The findings raise fresh questions about how European Union export controls meant to curb the sale of powerful spy tools are being enforced.
Many of Circles’ customers are in countries ranked either “not free” or “partly free” by Freedom House, the nonprofit that tracks political rights and civil liberties worldwide. Human Rights Watch said the records provide evidence that European companies are still supplying surveillance capabilities to governments that could use them against critics, journalists and political opponents despite EU regulations introduced in 2021 to rein in such exports.
“Bulgaria shouldn’t be licensing surveillance exports to countries that have well-documented histories of using these tools to harm rights,” Zach Campbell, a senior researcher at Human Rights Watch, said in an interview.
Representatives for Circles didn’t respond to requests for comment. Bulgaria’s Ministry of Economy and Industry, which oversees exports in the country, also didn’t respond to requests for comment.
Circles’ technology is intended to be used for crime and terrorism prevention, according to the documents. But rights advocates say such tools can be abused in countries with histories of internal repression because they allow authorities to secretly monitor a person’s communications and movements.
The records show that Circles sold a system called Pixcell, which can intercept mobile phone calls, internet data and messages, as well as a tool called Landmark, which can be used to track the location of mobile phones.
In September 2023, Circles received approval from Bulgaria’s government to ship a system for intercepting voice calls to Morocco’s domestic intelligence agency, the General Director for Territorial Surveillance, according to the records. In Azerbaijan, the company agreed to send the country’s foreign intelligence service a system that could retrieve location information for mobile subscribers.

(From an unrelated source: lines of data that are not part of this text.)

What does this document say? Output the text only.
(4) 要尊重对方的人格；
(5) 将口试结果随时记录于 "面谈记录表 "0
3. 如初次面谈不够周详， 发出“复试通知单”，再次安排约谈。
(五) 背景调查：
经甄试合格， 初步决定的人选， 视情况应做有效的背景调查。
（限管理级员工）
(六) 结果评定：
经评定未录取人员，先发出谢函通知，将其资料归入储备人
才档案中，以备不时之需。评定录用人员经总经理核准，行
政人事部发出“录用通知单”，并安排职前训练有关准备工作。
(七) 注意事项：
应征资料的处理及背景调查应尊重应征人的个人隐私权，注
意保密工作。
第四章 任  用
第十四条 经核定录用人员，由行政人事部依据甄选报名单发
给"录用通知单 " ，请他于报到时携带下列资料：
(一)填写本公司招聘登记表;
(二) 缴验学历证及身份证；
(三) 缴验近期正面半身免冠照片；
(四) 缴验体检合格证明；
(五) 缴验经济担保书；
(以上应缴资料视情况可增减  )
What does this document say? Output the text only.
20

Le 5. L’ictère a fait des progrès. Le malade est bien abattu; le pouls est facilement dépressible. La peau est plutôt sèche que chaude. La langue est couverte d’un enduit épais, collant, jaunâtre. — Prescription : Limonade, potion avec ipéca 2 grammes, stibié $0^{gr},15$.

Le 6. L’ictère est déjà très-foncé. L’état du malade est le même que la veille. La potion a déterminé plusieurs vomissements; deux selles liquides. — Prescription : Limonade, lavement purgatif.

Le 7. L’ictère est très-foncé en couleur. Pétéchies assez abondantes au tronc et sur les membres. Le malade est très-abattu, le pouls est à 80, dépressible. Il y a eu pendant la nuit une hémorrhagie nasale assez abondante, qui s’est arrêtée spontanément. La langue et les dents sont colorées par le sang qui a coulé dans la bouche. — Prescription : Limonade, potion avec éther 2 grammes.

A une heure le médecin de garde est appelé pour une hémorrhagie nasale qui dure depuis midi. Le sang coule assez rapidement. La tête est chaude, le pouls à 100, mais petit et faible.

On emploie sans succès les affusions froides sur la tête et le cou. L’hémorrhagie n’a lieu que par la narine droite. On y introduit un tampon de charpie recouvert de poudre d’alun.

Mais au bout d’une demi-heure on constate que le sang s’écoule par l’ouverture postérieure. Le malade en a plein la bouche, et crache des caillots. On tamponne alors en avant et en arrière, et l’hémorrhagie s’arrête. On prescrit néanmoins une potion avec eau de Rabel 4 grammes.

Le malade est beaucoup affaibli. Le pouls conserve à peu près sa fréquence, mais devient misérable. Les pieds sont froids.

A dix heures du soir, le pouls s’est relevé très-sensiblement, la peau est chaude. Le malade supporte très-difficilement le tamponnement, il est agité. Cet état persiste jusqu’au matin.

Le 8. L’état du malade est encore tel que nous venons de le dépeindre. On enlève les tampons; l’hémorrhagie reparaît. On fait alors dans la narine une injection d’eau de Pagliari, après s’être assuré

It also made sales to three agencies in the United Arab Emirates, including a spy agency identified in a document dated from 2019 as operating from the Aldar headquarters building in Abu Dhabi. The Aldar building has long been associated with real estate and investment firms, but it has not previously been linked publicly to a spy agency.
Government representatives in the UAE, Morocco and Azerbaijan did not respond to requests for comment.
Circles doesn’t appear to sell spyware that can be used to hack into individual phones. Instead, its technology is designed to eavesdrop on communications and track phones by intercepting data as it is traveling across telecommunication networks.
Human Rights Watch previously said in a report that at least six EU member states — including Bulgaria, the Czech Republic, Denmark, Finland and Poland — had sold surveillance technologies to customers in countries with documented histories of human rights violations, including repression of activists and journalists. The organization said its findings showed the EU’s regulations have “failed to prevent dangerous surveillance technologies getting into the hands of those with track records of using them to violate rights.”
The European Commission, the EU’s executive branch, said in a statement at the time that it “attaches great importance to the issue of cyber-surveillance items, which is why the EU has significantly strengthened export controls for such items.” Export controls, which are enforced by member states, need to be regularly updated to “adjust to evolving security risks and threats,” the spokesperson added.
Sophie in ‘t Veld, a Dutch politician who led an inquiry into surveillance abuses while a member of the European Parliament, said in an interview that the trade in the technology – and the laws regulating it – were “completely wild west.”
“We have rules on paper, but they have the status of a beer coaster,” she said in an interview.